I have been preparing Tincan for its inaugural trip for this season. When I filled the tank and turned on the power to the pump I was stunned to see water gushing from the body of the tap at the sink. It had obviously frozen, I assume during December, but I cant figure out how. Before laying up for the Winter, I had emptied the tanks (fresh and waste), turned off the power to the pump and drained the hot water boiler, so how the blazes did the tap burst. The pressure forced the swivel arm up out of the body and when I replaced this I thought I had it cracked but no, the body of the tap is cracked and needs replacing. Just hope I can locate one before Thursday as with St Patricks DAy I have a 4 day weekend coming up and had planned to go visit Kerry

Noel


----------



## clive1821 (Mar 27, 2010)

I guess you might of overlooked leaving all the taps open as well been there done that


----------



## bulawayolass (Jul 27, 2010)

Thanks thats where l went wrong oh well l live and at least have learnt. l was wondering how the shower tap got frost damaged had done all Tincan had. i didn't realise had to leave the taps open with my problem it is like an inner seal has gone.


----------



## Nora+Neil (May 1, 2005)

Hi Noel.

Charles Camping, Blessington. and Buckleys in Mallow would be your best bet.

Hope this helps. 

PM send.


----------



## clive1821 (Mar 27, 2010)

Yep also remove the shower head as well they split very easily all good fun though..... The kitchen sink taps can be a nightmare to replace as is the bathroom taps....


----------



## barryd (May 9, 2008)

I suspect there will be a few posts like this as those who dont use their vans in winter come out of the woodwork.

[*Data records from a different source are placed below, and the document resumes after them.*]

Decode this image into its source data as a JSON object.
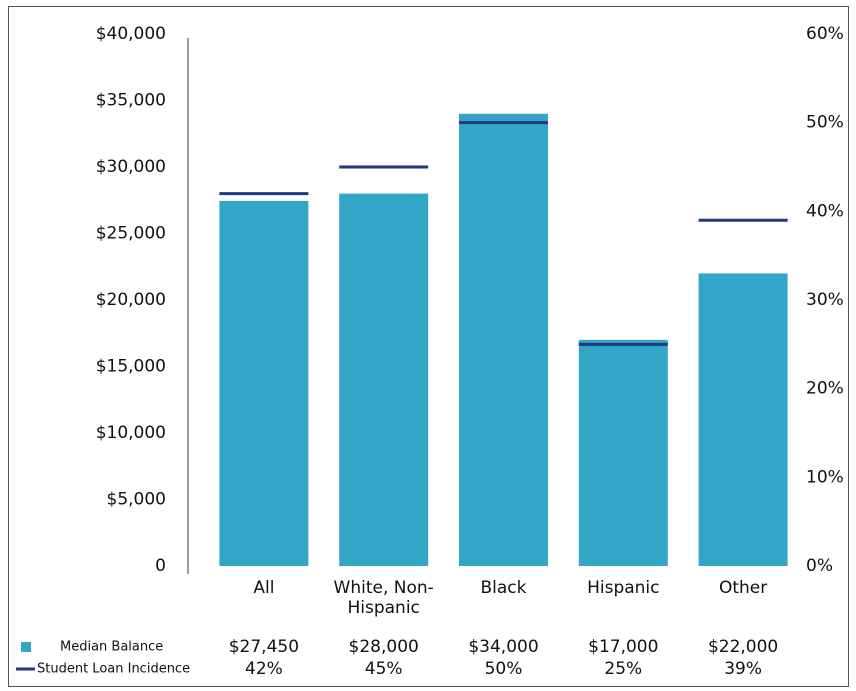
{
  "chart_data": {
    "type": "bar",
    "categories": [
      "All",
      "White, Non-Hispanic",
      "Black",
      "Hispanic",
      "Other"
    ],
    "series": [
      {
        "name": "Median Balance",
        "color": "#33a6c7",
        "values": [
          27450,
          28000,
          34000,
          17000,
          22000
        ],
        "value_labels": [
          "$27,450",
          "$28,000",
          "$34,000",
          "$17,000",
          "$22,000"
        ]
      },
      {
        "name": "Student Loan Incidence",
        "color": "#1f3a7c",
        "axis": "y2",
        "values": [
          42,
          45,
          50,
          25,
          39
        ],
        "value_labels": [
          "42%",
          "45%",
          "50%",
          "25%",
          "39%"
        ]
      }
    ],
    "ylim": [
      0,
      40000
    ],
    "yticks": [
      0,
      {
        "value": 5000,
        "label": "$5,000"
      },
      {
        "value": 10000,
        "label": "$10,000"
      },
      {
        "value": 15000,
        "label": "$15,000"
      },
      {
        "value": 20000,
        "label": "$20,000"
      },
      {
        "value": 25000,
        "label": "$25,000"
      },
      {
        "value": 30000,
        "label": "$30,000"
      },
      {
        "value": 35000,
        "label": "$35,000"
      },
      {
        "value": 40000,
        "label": "$40,000"
      }
    ],
    "y2lim": [
      0,
      60
    ],
    "y2ticks": [
      {
        "value": 0,
        "label": "0%"
      },
      {
        "value": 10,
        "label": "10%"
      },
      {
        "value": 20,
        "label": "20%"
      },
      {
        "value": 30,
        "label": "30%"
      },
      {
        "value": 40,
        "label": "40%"
      },
      {
        "value": 50,
        "label": "50%"
      },
      {
        "value": 60,
        "label": "60%"
      }
    ],
    "grid": false
  }
}
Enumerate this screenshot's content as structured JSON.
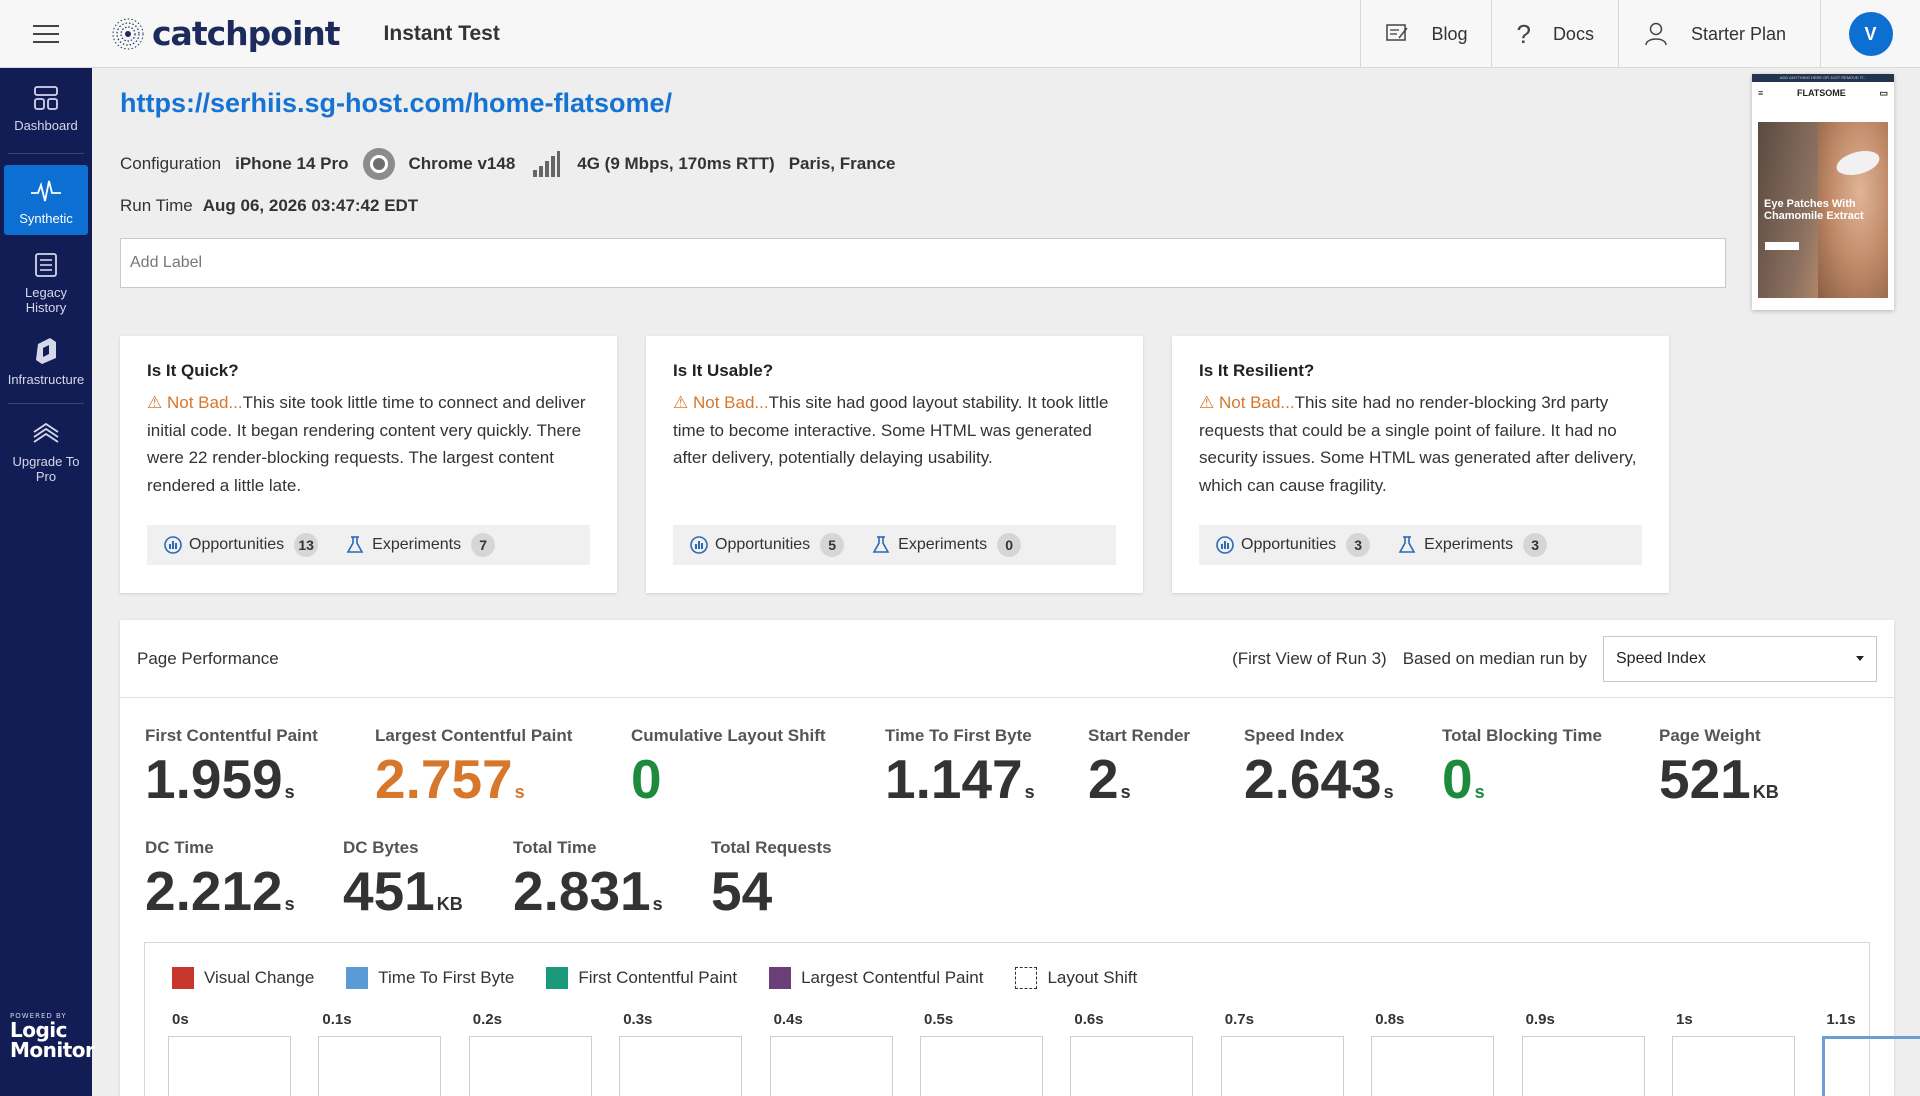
{
  "topbar": {
    "app_title": "Instant Test",
    "logo_text": "catchpoint",
    "blog_label": "Blog",
    "docs_label": "Docs",
    "plan_label": "Starter Plan",
    "avatar_initial": "V"
  },
  "sidebar": {
    "items": [
      {
        "label": "Dashboard",
        "icon": "dashboard-icon"
      },
      {
        "label": "Synthetic",
        "icon": "pulse-icon",
        "active": true
      },
      {
        "label": "Legacy History",
        "icon": "list-icon"
      },
      {
        "label": "Infrastructure",
        "icon": "infrastructure-icon"
      },
      {
        "label": "Upgrade To Pro",
        "icon": "layers-icon"
      }
    ],
    "powered_by": "POWERED BY",
    "brand_line1": "Logic",
    "brand_line2": "Monitor"
  },
  "test": {
    "url": "https://serhiis.sg-host.com/home-flatsome/",
    "config_label": "Configuration",
    "device": "iPhone 14 Pro",
    "browser": "Chrome v148",
    "connection": "4G (9 Mbps, 170ms RTT)",
    "location": "Paris, France",
    "run_time_label": "Run Time",
    "run_time": "Aug 06, 2026 03:47:42 EDT",
    "label_placeholder": "Add Label"
  },
  "thumbnail": {
    "banner": "ADD ANYTHING HERE OR JUST REMOVE IT...",
    "brand": "FLATSOME",
    "caption": "Eye Patches With Chamomile Extract"
  },
  "cards": [
    {
      "title": "Is It Quick?",
      "status": "Not Bad...",
      "text": "This site took little time to connect and deliver initial code. It began rendering content very quickly. There were 22 render-blocking requests. The largest content rendered a little late.",
      "opportunities_label": "Opportunities",
      "opportunities": "13",
      "experiments_label": "Experiments",
      "experiments": "7"
    },
    {
      "title": "Is It Usable?",
      "status": "Not Bad...",
      "text": "This site had good layout stability. It took little time to become interactive. Some HTML was generated after delivery, potentially delaying usability.",
      "opportunities_label": "Opportunities",
      "opportunities": "5",
      "experiments_label": "Experiments",
      "experiments": "0"
    },
    {
      "title": "Is It Resilient?",
      "status": "Not Bad...",
      "text": "This site had no render-blocking 3rd party requests that could be a single point of failure. It had no security issues. Some HTML was generated after delivery, which can cause fragility.",
      "opportunities_label": "Opportunities",
      "opportunities": "3",
      "experiments_label": "Experiments",
      "experiments": "3"
    }
  ],
  "performance": {
    "title": "Page Performance",
    "run_note": "(First View of Run 3)",
    "median_label": "Based on median run by",
    "median_select": "Speed Index",
    "metrics": [
      {
        "label": "First Contentful Paint",
        "value": "1.959",
        "unit": "s",
        "tone": "default"
      },
      {
        "label": "Largest Contentful Paint",
        "value": "2.757",
        "unit": "s",
        "tone": "orange"
      },
      {
        "label": "Cumulative Layout Shift",
        "value": "0",
        "unit": "",
        "tone": "green"
      },
      {
        "label": "Time To First Byte",
        "value": "1.147",
        "unit": "s",
        "tone": "default"
      },
      {
        "label": "Start Render",
        "value": "2",
        "unit": "s",
        "tone": "default"
      },
      {
        "label": "Speed Index",
        "value": "2.643",
        "unit": "s",
        "tone": "default"
      },
      {
        "label": "Total Blocking Time",
        "value": "0",
        "unit": "s",
        "tone": "green"
      },
      {
        "label": "Page Weight",
        "value": "521",
        "unit": "KB",
        "tone": "default"
      },
      {
        "label": "DC Time",
        "value": "2.212",
        "unit": "s",
        "tone": "default"
      },
      {
        "label": "DC Bytes",
        "value": "451",
        "unit": "KB",
        "tone": "default"
      },
      {
        "label": "Total Time",
        "value": "2.831",
        "unit": "s",
        "tone": "default"
      },
      {
        "label": "Total Requests",
        "value": "54",
        "unit": "",
        "tone": "default"
      }
    ],
    "legend": [
      {
        "label": "Visual Change",
        "color": "#c8372d"
      },
      {
        "label": "Time To First Byte",
        "color": "#5b9bd5"
      },
      {
        "label": "First Contentful Paint",
        "color": "#1a9a7a"
      },
      {
        "label": "Largest Contentful Paint",
        "color": "#6b3f78"
      },
      {
        "label": "Layout Shift",
        "color": "dashed"
      }
    ],
    "frames": [
      "0s",
      "0.1s",
      "0.2s",
      "0.3s",
      "0.4s",
      "0.5s",
      "0.6s",
      "0.7s",
      "0.8s",
      "0.9s",
      "1s",
      "1.1s"
    ]
  },
  "colors": {
    "accent": "#0d6fd1",
    "sidebar": "#131d55",
    "warning": "#d6772c",
    "good": "#1e8a3c"
  }
}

I had a similar problem at Christmas. Set off on Christmas eve to the lakes and the shower mixer tap fell into two pieces. I bodged it back together but on reading the manual (which I never do) it does say to actually remove the shower head tap when its freezing. Doh!

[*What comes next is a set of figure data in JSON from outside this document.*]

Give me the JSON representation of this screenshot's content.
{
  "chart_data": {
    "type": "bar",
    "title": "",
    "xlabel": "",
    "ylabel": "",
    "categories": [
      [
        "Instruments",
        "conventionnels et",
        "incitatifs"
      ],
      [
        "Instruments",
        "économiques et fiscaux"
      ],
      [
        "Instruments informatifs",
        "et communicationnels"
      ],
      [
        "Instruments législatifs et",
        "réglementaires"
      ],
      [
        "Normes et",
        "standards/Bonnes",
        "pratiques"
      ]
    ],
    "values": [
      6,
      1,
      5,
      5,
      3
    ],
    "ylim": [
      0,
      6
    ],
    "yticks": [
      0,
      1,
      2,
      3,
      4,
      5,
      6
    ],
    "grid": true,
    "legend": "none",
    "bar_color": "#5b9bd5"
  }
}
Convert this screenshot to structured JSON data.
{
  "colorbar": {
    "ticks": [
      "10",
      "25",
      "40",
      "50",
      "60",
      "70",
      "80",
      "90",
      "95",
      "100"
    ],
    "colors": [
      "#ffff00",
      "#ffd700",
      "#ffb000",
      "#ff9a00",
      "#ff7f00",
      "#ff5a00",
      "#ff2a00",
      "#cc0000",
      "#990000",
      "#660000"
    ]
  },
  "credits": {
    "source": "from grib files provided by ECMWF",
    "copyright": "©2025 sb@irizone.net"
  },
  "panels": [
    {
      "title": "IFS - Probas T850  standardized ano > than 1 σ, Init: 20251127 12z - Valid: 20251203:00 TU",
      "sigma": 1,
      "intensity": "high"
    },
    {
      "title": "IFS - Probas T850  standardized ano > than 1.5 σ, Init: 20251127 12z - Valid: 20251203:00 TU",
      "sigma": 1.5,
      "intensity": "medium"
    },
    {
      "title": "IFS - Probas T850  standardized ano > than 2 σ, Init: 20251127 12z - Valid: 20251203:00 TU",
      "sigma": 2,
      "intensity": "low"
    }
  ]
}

I also found I had water in the some of the pipes which took 3 days to thaw out. Didnt spoil our trip though.


----------



## Lambo (Oct 9, 2006)

Hello Noel, try taking the tap apart and you may find a replacement cartridge is all you need, rather than a complete tap relacement, cheers, Paul.


----------



## Bengal (Aug 13, 2010)

Before Xmas the spout of our Kitchen mixer tap had also been pushed off. I also didn't realise I had to leave the tap open. A plastic O ring had split in 3 pieces but when I pushed the spout back on it worked fine. I used the van over xmas & the tap didn't leak....I was lucky.


----------



## ICDSUN (Oct 10, 2006)

If it is a Reich tap you can get the cartridge body, alternatively you could dismantle the tap and remove the cartridge, you may find it is just the 3 way O ring that has displaced itself, you cant get the O ring on its own just have to replace the cartridge about £25

Be careful you don't snag the wires when replacing

Chris


----------



## tincan (Jul 31, 2006)

Thanks all for your responses. I contacted Pat Keogh Motorhomes from whom I bought her and he said they have had a spate of damaged taps this winter. It's very rare for the temperature to drop below -5 where we live by the coast in Dublin but on Christmas Day it dropped to -17 or summat like that. I imagine that would do considerable damage to all sorts of kit.

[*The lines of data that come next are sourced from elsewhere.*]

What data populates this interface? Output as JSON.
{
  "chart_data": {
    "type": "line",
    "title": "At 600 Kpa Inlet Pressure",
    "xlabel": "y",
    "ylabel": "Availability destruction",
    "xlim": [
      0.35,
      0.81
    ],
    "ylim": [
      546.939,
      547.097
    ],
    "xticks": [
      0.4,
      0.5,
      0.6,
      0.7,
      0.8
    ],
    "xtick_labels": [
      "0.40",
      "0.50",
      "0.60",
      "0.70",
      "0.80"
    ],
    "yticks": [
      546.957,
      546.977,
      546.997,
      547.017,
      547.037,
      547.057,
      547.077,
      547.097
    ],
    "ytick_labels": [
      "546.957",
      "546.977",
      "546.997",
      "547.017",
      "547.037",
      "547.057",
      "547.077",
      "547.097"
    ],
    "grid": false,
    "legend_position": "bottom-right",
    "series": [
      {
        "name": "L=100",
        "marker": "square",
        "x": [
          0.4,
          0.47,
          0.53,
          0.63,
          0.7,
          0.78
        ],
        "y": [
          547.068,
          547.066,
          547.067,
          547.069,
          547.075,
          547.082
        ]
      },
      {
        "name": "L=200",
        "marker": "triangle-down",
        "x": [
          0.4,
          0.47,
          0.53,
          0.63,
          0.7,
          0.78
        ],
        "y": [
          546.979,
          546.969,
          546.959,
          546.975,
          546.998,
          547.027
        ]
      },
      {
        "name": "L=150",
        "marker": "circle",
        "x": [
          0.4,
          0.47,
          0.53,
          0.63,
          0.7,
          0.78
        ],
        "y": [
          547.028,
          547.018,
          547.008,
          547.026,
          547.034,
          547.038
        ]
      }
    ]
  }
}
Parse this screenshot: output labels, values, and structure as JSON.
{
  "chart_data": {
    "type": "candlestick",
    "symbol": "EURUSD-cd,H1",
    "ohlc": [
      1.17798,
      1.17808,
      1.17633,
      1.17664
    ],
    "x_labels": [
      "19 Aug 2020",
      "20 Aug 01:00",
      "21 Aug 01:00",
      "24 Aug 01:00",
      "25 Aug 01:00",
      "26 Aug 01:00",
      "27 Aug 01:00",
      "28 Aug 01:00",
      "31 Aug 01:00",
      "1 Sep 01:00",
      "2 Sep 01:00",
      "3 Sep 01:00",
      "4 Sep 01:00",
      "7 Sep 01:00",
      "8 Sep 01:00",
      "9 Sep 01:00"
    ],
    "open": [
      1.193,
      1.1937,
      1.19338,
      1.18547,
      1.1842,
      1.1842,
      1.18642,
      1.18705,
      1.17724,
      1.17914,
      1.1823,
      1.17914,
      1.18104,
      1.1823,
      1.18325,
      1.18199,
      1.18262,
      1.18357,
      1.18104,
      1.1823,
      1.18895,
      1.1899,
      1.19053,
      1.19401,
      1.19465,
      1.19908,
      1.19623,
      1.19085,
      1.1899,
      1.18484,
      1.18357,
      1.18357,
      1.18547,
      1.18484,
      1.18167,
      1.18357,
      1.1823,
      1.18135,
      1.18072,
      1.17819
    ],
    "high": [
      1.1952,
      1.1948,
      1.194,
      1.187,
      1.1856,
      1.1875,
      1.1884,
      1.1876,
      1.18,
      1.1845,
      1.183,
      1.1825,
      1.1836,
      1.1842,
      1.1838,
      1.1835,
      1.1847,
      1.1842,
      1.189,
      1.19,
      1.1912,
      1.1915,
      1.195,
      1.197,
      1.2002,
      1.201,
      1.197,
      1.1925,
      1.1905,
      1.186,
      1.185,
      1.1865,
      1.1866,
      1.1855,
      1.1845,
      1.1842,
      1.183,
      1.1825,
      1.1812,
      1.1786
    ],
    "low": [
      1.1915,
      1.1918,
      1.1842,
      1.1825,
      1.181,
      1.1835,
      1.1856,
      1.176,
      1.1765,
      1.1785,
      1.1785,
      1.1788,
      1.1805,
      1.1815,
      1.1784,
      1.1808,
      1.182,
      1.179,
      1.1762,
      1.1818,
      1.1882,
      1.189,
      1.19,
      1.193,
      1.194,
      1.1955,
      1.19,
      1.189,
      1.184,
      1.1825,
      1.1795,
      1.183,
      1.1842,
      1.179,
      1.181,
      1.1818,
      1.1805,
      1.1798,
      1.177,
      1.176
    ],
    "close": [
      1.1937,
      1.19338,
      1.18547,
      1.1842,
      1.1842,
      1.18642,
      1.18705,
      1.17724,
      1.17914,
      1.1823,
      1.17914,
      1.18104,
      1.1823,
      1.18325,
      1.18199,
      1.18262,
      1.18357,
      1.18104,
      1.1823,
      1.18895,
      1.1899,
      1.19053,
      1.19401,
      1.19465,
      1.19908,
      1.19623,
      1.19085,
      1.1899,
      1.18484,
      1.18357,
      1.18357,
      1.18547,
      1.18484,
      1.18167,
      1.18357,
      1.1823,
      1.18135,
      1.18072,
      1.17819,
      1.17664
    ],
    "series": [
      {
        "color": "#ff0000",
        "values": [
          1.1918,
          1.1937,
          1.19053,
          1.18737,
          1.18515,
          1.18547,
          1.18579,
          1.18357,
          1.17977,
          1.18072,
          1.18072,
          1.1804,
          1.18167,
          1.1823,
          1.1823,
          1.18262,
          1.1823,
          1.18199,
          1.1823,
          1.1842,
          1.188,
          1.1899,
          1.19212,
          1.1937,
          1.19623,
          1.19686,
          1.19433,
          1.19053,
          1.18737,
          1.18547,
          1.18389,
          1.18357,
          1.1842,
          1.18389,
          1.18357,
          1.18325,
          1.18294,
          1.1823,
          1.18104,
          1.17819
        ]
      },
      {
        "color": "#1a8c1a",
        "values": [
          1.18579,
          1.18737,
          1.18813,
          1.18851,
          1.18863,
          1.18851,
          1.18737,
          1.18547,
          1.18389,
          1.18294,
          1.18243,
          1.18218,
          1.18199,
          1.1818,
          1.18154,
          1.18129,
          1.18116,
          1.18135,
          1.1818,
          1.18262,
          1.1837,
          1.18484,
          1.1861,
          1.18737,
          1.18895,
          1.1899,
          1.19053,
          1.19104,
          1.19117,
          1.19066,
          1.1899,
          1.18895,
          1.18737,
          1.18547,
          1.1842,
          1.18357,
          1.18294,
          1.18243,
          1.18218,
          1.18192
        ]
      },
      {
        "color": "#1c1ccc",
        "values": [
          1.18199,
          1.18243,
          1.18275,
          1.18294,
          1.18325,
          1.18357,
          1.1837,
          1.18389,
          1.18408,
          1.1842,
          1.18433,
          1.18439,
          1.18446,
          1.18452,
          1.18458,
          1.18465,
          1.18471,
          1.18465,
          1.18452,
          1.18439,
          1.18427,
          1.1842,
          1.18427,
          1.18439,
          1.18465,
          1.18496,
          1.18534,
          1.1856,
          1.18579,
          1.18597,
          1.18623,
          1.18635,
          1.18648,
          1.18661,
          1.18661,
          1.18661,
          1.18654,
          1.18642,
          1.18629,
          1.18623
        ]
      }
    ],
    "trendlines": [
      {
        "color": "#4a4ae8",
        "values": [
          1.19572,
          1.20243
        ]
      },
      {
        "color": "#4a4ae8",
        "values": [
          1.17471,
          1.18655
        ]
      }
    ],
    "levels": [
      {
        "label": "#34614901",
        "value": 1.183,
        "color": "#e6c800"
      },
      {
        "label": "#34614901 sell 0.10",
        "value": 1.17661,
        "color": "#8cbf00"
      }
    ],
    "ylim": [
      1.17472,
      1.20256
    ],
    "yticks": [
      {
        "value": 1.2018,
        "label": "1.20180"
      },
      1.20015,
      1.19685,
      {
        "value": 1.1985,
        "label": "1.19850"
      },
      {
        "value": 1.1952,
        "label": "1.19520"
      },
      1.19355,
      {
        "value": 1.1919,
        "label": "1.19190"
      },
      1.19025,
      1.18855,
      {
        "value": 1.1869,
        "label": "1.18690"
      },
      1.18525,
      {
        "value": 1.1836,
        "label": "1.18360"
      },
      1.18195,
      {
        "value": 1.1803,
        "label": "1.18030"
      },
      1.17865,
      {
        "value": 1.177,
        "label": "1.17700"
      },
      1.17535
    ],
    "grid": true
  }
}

This evening I removed the tap and tomorrow my good wife is driving down to Pat who will fix or replace the offending piece. Apparently there is a disc in the innards which can burst and this can be replaced in lieu of buying a new tap. I also checked the shower head and its fine, maybe because it was dangling down and self drained. Lesson learned for next layup methinks

Noel


----------